The private-issue, nongovernment, mortgage-backed security, as described in the State of Idaho Internal Control Report, was ubiquitous during this time period. You may recall that the practice of bundling residential mortgages and selling them as income investments, known as securitization, was commonplace. When some homeowners stopped paying their mortgages during the credit crisis, mortgage products without government backing became hard to sell and suffered declines in value.
The State Fund and Local Government Fund are managed as one, but are separated for accounting purposes. The state treasurer transferred investments from the Local Fund to the State Fund to avoid showing losses in the market value of the investment. The intent may have been to protect local governments from losses, but it appears to be a conflict of interest as the state was allocated the losses.
Anyone who invests money, either for themselves or for someone else, experiences losses from time to time. Ideally the losses are temporary, but in Idaho's case at least some of these bond losses are permanent.
One could argue that all the state's investments should be in a risk-free vehicle suck as Treasury Bills, but as investors we weigh the potential returns versus potential losses, and align investments with the ultimate goal for the money. T-Bills pay zero income and may not meet the investment objective.

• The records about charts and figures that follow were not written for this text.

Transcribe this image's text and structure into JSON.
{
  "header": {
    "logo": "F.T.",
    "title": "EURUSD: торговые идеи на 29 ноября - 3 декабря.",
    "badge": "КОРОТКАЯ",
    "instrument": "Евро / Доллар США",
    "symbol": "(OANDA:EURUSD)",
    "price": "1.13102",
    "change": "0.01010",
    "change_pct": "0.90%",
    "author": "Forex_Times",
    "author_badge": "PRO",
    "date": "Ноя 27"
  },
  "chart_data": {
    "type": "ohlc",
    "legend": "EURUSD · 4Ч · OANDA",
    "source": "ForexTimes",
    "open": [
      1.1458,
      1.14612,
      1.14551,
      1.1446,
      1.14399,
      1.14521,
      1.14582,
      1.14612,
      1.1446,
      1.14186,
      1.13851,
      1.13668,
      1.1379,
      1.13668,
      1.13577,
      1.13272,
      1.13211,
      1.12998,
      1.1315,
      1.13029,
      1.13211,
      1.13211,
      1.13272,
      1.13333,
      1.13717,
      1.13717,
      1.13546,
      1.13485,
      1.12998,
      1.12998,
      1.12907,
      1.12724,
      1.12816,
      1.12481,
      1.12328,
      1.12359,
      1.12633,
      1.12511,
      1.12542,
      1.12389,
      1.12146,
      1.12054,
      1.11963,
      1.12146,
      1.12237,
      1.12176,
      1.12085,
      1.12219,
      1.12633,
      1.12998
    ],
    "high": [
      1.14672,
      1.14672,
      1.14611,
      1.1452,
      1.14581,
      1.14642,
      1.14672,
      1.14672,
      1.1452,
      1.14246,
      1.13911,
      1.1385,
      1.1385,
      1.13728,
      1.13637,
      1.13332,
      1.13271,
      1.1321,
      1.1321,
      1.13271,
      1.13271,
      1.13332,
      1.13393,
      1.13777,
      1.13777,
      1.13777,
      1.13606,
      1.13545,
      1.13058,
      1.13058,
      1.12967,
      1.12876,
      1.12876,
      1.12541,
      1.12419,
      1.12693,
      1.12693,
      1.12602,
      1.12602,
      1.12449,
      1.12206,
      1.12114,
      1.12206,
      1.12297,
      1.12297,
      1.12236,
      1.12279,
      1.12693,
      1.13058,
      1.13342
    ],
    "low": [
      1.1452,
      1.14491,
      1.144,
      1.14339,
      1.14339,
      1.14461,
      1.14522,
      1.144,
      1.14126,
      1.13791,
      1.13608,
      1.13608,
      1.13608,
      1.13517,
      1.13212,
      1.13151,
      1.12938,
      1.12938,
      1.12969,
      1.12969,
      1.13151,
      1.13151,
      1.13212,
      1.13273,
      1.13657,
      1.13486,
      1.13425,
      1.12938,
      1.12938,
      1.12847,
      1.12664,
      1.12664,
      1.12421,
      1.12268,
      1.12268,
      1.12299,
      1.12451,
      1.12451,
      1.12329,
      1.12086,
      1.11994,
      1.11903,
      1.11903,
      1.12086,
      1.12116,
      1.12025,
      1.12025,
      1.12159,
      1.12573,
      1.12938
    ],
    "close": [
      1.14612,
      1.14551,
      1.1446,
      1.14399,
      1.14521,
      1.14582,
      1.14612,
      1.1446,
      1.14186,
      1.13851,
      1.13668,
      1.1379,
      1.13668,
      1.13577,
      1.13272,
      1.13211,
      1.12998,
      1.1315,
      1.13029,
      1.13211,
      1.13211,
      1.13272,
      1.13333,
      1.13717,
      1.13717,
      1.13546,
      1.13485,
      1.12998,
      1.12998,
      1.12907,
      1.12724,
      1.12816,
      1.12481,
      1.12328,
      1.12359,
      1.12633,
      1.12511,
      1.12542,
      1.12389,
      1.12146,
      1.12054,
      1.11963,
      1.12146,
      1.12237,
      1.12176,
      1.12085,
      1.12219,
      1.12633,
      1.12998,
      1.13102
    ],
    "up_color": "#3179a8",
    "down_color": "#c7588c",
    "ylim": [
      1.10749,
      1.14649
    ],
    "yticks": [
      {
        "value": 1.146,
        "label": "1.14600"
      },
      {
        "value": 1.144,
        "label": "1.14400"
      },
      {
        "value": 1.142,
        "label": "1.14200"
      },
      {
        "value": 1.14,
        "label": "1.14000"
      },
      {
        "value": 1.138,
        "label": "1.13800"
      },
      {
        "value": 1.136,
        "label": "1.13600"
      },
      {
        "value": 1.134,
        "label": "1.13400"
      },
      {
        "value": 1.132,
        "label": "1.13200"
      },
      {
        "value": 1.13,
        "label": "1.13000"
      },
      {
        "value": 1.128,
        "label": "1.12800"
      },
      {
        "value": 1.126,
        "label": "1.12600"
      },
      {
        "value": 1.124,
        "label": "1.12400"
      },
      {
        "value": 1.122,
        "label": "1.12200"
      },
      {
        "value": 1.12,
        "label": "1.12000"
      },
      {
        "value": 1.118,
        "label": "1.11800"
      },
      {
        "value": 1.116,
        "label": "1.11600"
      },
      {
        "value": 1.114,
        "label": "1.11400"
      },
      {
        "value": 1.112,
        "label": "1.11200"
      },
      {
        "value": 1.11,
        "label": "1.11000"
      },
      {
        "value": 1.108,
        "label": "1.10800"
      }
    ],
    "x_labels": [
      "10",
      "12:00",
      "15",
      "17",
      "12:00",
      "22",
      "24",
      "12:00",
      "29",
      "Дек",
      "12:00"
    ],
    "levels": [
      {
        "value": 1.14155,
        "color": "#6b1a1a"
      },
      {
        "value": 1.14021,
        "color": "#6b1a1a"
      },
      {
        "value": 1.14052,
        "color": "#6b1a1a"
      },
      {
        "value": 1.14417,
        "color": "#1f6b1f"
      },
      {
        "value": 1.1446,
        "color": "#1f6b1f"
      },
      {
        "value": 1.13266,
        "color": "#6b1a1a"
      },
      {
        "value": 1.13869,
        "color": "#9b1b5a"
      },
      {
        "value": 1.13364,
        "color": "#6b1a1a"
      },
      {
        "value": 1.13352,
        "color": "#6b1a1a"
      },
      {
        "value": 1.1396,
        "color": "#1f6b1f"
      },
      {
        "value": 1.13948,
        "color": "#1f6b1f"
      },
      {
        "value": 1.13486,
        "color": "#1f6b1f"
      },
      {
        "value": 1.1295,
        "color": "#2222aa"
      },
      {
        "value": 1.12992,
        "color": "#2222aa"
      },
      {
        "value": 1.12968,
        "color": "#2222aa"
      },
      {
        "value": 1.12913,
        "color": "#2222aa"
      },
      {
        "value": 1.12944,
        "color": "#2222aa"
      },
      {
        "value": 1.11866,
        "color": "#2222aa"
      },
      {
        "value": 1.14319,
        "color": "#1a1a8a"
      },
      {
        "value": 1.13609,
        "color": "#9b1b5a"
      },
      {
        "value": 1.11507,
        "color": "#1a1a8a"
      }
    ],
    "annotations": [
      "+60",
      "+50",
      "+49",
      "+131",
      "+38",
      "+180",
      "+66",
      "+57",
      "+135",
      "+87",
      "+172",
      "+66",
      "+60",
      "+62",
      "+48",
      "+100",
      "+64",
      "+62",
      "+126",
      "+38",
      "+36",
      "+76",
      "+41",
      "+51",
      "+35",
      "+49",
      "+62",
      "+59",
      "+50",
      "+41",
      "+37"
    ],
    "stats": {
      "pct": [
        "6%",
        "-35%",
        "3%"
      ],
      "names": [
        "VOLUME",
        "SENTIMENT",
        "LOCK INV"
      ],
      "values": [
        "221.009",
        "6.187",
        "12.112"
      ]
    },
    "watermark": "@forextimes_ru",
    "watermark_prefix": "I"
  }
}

We favor the "keep it simple" philosophy. By simplifying the list of allowed investments, the probability of losses is reduced during volatile periods. Risk can be properly evaluated only if one understands the investments in the portfolio. Adding a bank agent and engaging third parties in securities lending complicated the transaction, making mistakes more likely and thereby increasing unforeseen risk.
The treasurer's reference to hindsight bias is valid, but one might question whether this security was suitable in the first place. Like any product-driven strategy, the investment in question was sold to the state, probably involved a commission, likely proprietary, and ultimately transferred unnecessary risk to the owner. Government mortgage securities such as Fannie and Freddie also declined in value during the 2008 crisis, but quickly regained value when TARP and other extraordinary rescue measures were implemented.
As a case study for all fiduciaries, this one is particularly instructive. We commend the treasurer for selecting an investment consultant with knowledge of asset allocation, investment selection, risk measurement, manager selection and ethics. Consultants may also reduce fiduciary risk for the treasurer, as will the involvement of an independent oversight board. The case also illustrates the need for a sound investment policy, and strict adherence to it.
In summary, it appears the funds were comingled in order to preserve the highest credit rating from Moody's and Standard & Poor's. Higher credit ratings reduce borrowing costs for the state. We propose allocating a prorated amount of the losses to the Local Government Fund in fairness to Idaho taxpayers. The treasurer, as CFO of the state of Idaho, has the proverbial "buck" on his desk now, but oversight by an independent board could have prevented an esoteric security like Gryphon Funding LTD P-T NT from ending up as a position in the state's portfolio.
The investment losses are unfortunate, but the apparent effort to conceal them may be the enduring legacy of this financial fiasco.
Mark Daly and Cody Barney are investors and Boise residents.